A good mindfulness book is like the Art of Tidying for your head, where the mess begins. This one uses 25 works of art as a jumping off place to explore its lessons, which I found incredibly valuable, as the visual helps me remember the point. For example, Andre uses Hieronomus Bosch's "The Conjurer"--a painting of a man staring hard at the magic trick being performed, while his pocket is being picked, and it's clear that everyone else around him has some agenda. A perfect illustration of the difference of "attention" and "awareness." And how we're getting our pockets picked all day long as we focus narrowly on this and that object of attention.
I love the way the author shows us aspects of the paintings often not evident on the surface, like Wyeth's "Christina's World," which is not just a rural idyll--when you look closer, you come to understand you're seeing struggle, and heroism, a paralyzed woman who nevertheless went out every day, crawling because she refused to use a wheelchair or crutches. A lesson in action. Do we go forward in life, even when we are wounded, even when we're grieving?
A big issue right now is how to live when the world seems to be imploding around us. How to live with the weight of grief. Several of these lessons address our ability to feel happiness in the very midst of grief--not one big thing, but corners of happiness which are to be savored--not clung to, because they come and go, but noticed.
Using Turner's "Approach to Venice" as his entry point, Andre says. "Why should happiness always be a matter of being carefree and unaware? Why should it not also be found where it's needed, on the tragic side of life? In mindfulness we train ourselves to notice everything, pains and pleasures alike, and to bear and make space for complicated, subtle, disconcerting experiences. ..." It's that making space which I found the most valuable part of the book.

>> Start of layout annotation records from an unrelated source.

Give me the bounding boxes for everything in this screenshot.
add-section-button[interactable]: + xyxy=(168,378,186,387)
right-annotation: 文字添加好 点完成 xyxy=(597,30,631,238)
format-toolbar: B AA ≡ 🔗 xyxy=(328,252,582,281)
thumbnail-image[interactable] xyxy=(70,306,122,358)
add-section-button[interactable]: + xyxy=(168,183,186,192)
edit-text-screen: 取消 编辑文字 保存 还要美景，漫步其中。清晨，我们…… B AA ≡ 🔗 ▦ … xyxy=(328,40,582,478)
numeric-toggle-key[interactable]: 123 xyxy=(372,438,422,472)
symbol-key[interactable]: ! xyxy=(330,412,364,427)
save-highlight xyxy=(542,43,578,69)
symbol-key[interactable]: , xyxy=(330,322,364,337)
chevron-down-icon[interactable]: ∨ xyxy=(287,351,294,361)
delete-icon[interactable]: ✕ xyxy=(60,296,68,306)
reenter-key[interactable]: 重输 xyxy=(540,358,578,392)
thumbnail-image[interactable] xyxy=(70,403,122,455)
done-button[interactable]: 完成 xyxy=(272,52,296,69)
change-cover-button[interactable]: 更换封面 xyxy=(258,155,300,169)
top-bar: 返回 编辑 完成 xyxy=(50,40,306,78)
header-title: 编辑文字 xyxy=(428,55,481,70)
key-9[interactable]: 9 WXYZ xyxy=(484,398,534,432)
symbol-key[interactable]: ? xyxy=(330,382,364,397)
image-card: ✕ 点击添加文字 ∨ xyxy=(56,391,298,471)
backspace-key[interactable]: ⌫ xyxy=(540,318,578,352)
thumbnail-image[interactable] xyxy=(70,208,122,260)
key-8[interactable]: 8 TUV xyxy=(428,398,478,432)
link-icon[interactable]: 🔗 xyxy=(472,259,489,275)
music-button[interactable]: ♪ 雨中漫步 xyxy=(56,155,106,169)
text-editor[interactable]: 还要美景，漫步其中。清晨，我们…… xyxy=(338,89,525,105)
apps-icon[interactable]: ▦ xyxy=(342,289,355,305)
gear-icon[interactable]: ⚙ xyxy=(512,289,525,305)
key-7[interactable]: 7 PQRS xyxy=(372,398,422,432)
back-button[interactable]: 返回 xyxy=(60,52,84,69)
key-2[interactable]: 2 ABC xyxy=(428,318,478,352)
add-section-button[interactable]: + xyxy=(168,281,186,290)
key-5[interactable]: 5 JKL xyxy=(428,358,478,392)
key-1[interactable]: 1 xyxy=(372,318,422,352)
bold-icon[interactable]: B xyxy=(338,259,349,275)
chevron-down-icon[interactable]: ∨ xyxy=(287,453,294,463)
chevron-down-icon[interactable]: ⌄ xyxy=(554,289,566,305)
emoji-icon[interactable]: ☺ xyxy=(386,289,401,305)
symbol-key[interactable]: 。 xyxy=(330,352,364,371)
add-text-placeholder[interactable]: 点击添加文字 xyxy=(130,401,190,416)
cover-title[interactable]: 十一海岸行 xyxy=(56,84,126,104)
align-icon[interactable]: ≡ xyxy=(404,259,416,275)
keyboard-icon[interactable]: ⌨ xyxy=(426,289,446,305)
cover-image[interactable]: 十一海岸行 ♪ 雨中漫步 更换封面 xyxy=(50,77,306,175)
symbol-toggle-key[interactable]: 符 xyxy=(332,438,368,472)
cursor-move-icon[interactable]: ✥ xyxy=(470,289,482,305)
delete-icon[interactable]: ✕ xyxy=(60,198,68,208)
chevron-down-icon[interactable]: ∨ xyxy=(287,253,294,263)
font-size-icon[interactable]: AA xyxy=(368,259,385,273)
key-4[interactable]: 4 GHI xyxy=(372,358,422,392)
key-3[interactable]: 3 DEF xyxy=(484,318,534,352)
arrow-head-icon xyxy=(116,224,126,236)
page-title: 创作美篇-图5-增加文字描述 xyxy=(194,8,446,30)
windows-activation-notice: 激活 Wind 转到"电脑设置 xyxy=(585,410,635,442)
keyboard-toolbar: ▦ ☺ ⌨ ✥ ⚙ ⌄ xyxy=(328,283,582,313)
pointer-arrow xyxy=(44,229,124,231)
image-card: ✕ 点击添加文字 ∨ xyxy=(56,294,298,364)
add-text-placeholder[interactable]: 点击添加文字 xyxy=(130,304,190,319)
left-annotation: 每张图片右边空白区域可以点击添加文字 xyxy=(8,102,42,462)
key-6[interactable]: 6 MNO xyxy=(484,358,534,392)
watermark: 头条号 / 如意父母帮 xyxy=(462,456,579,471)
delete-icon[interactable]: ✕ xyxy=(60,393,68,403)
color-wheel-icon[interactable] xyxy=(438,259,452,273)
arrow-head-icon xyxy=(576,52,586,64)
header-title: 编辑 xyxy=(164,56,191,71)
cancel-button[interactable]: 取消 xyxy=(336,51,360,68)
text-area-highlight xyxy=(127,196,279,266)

That mindfulness meditation and the mindful mind can't solve our problems or make the bad things in life go away--but what they can do is help us make space for other things besides those tragedies.
It's something I do when I'm taking notes and I run out of space on my paper--I draw a line tightly around what I've written, and notice that there is actually still a lot of space on the page. Mindfulness meditation--or even just considering some of the lessons of mindfulness presented in the book--makes space for more life, more of a range of emotion.
Says Andre: "Mindfulness teaches us simply that, as happiness is inseparable from unhappiness and life is bound to confront us with tragedy and disarray, it's better not to dream of perfect, permanent happiness, but to learn to savor it in snippets. We can make space for it despite our troubles and worries, among them rather than waiting for them to pass.... We must preserve our little moments of happiness, even in adversity--in fact particularly in adversity. It is then that they are at their most touching, magnificent and indispensable."